The first is that it solidifies the capital structure and makes it immune to the process of erosion that occurs in a partnership. Second, it allows the firm to cascade ownership rights through all employees, rather than confining them to a narrow group of partners. This brings a third, related advantage. It allows Goldman to pay its staff in shares.
Most American and European investment banks pay some proportion of staff remuneration in shares. If this path is blocked, as it is at Goldman Sachs, then the money has to be made up in other ways - mainly cash. In a high- earning people business like investment banking, this in turn can make the cost base uncompetitive. Fourth, and possibly most important, Goldman reckons it needs a currency with which to compete in the acquisition market.
All these rationales were true first time round, of course, but many partners appeared less convinced of them then. As a consequence they needed to be assured of the value of the float with the promise of real money - that their shareholdings would be worth a certain minimum amount as a result of the IPO. As the market plunged, it became impossible to deliver on those promises.

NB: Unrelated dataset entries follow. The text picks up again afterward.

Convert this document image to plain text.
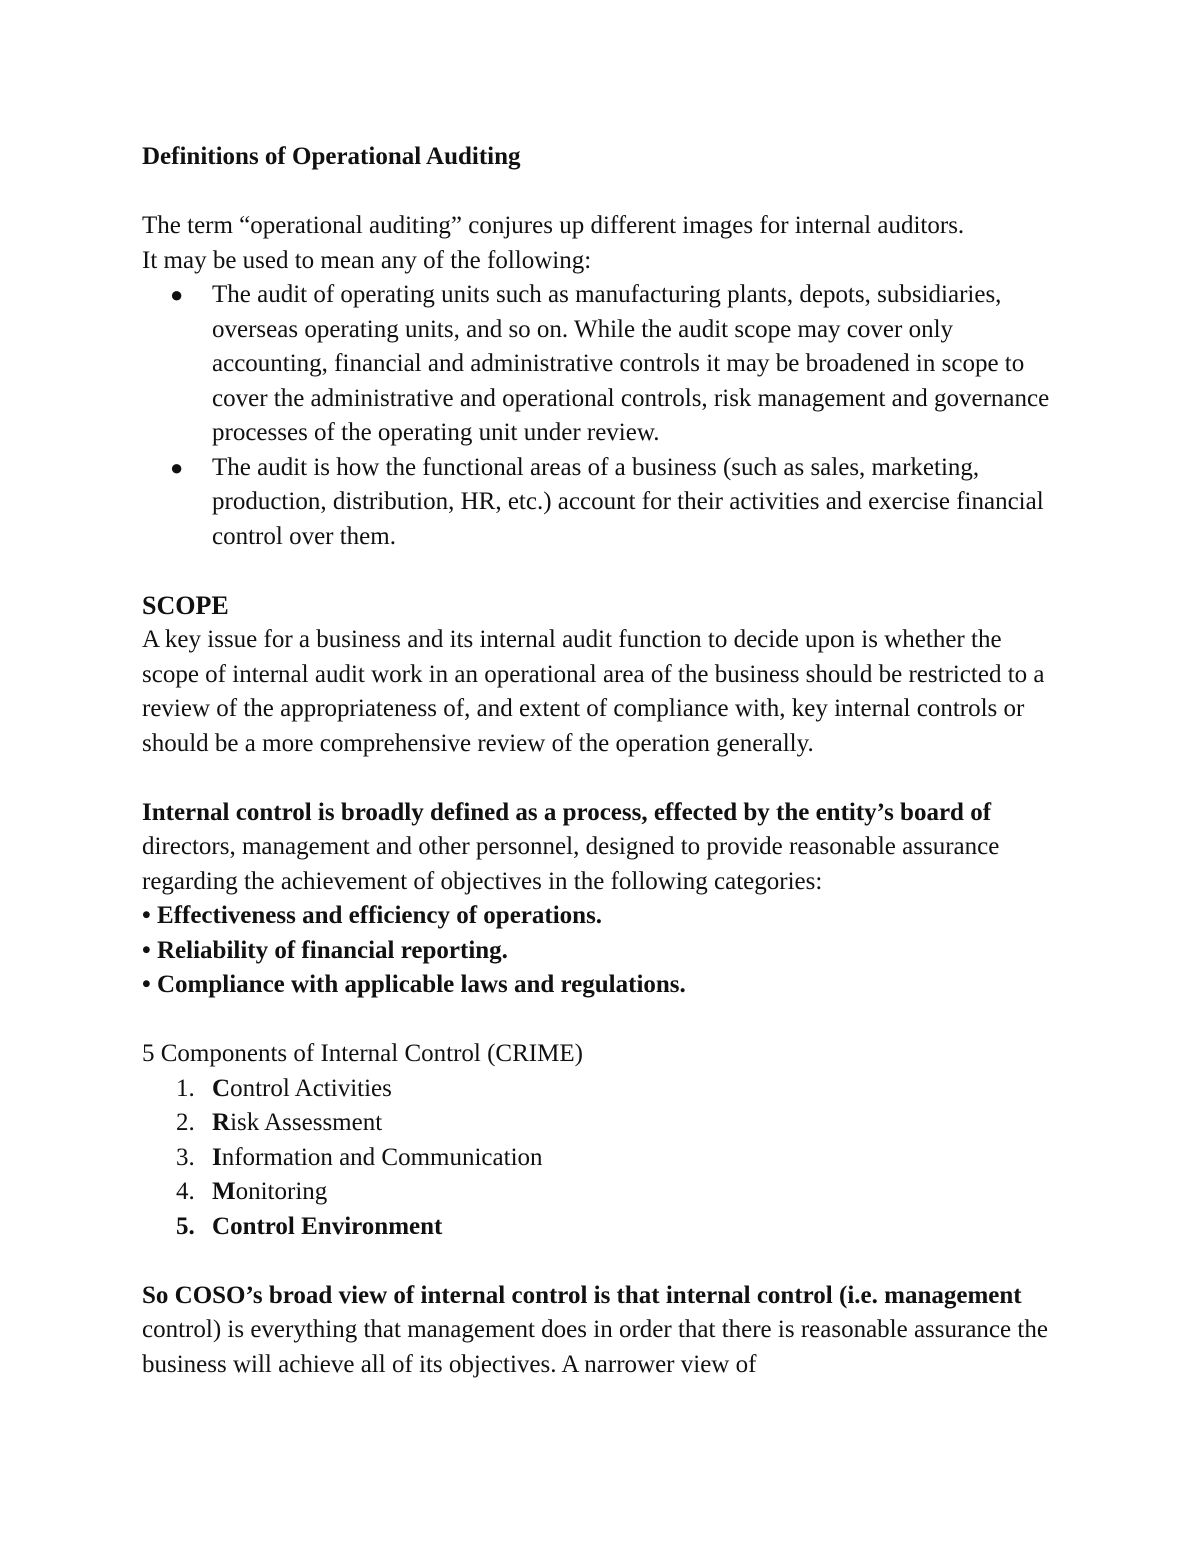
Definitions of Operational Auditing

The term “operational auditing” conjures up different images for internal auditors.
It may be used to mean any of the following:

● The audit of operating units such as manufacturing plants, depots, subsidiaries, overseas operating units, and so on. While the audit scope may cover only accounting, financial and administrative controls it may be broadened in scope to cover the administrative and operational controls, risk management and governance processes of the operating unit under review.
● The audit is how the functional areas of a business (such as sales, marketing, production, distribution, HR, etc.) account for their activities and exercise financial control over them.

SCOPE

A key issue for a business and its internal audit function to decide upon is whether the scope of internal audit work in an operational area of the business should be restricted to a review of the appropriateness of, and extent of compliance with, key internal controls or should be a more comprehensive review of the operation generally.

Internal control is broadly defined as a process, effected by the entity’s board of directors, management and other personnel, designed to provide reasonable assurance regarding the achievement of objectives in the following categories:

• Effectiveness and efficiency of operations.

• Reliability of financial reporting.

• Compliance with applicable laws and regulations.

5 Components of Internal Control (CRIME)

1. Control Activities
2. Risk Assessment
3. Information and Communication
4. Monitoring
5. Control Environment

So COSO’s broad view of internal control is that internal control (i.e. management control) is everything that management does in order that there is reasonable assurance the business will achieve all of its objectives. A narrower view of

Goldman does not intend to repeat these mistakes. This time round, there will be no such guarantees. Partners are being asked to accept that the shares will be worth whatever the market values them at. This may seem a somewhat arcane difference, but it is none the less an important one, because it indicates that the firm is much more wholeheartedly behind the idea of a float than it was when the first attempt was made.
Even so, this is a big leap for Goldman Sachs, as indeed it is for equity markets. It's been a boom year for deals, so fee income accounts for a big chunk of earnings right now. None the less, profit from proprietary trading still dominates. It will be interesting to see what ordinary investors make of the flotation of what is, in effect, the world's largest hedge fund.